Ingredients
2 lb pork shoulder or pork butt, cut into large chunks
2 tbsp olive oil
1 large onion, finely diced
2 carrots, finely diced
2 celery stalks, finely diced
4 cloves garlic, minced
2 tbsp tomato paste
1 cup dry red wine
1 (28-oz) can crushed tomatoes
1 cup chicken or beef broth
2 sprigs fresh rosemary or thyme
2 bay leaves
Salt and freshly ground black pepper, to taste
1 lb pappardelle pasta
Freshly grated Parmesan cheese, for serving
Instructions
Brown the Pork: Season pork generously with salt and pepper. Heat olive oil in a large Dutch oven over medium-high heat and sear pork on all sides until deeply browned. Remove and set aside.
Build the Base: Lower heat to medium. Add onion, carrot, and celery; cook 6–8 minutes until soft. Stir in garlic and tomato paste; cook 1 minute.

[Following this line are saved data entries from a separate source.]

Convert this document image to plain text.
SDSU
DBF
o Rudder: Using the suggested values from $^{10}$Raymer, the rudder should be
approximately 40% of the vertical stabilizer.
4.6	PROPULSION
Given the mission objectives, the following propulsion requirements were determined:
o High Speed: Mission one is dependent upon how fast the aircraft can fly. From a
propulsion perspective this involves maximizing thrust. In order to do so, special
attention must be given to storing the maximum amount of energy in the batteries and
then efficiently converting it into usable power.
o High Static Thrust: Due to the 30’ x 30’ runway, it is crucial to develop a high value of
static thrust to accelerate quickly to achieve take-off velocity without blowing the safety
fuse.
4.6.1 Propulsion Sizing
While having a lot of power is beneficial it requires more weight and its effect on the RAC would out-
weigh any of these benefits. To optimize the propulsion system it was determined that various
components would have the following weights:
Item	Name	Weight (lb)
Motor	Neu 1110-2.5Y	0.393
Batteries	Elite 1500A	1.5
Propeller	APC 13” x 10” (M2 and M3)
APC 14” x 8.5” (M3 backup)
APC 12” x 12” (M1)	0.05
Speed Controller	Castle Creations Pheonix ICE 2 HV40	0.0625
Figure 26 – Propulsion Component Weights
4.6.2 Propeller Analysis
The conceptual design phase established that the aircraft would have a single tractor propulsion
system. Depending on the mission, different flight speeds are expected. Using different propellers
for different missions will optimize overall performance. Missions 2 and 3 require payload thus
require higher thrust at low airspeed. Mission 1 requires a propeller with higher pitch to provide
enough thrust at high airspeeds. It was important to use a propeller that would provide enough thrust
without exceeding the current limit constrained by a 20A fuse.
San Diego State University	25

Deglaze: Pour in red wine, scraping up browned bits. Simmer 2–3 minutes until slightly reduced.
Simmer: Return pork to the pot. Add crushed tomatoes, broth, herbs, and bay leaves. Bring to a gentle simmer, cover, and cook on low for 1½–2 hours until pork is fork-tender.
Shred & Finish: Remove pork, shred with forks, and return to the sauce. Simmer uncovered 10–15 minutes to thicken. Adjust seasoning.
Cook Pasta: Boil pappardelle in salted water until al dente. Reserve ½ cup pasta water, then drain.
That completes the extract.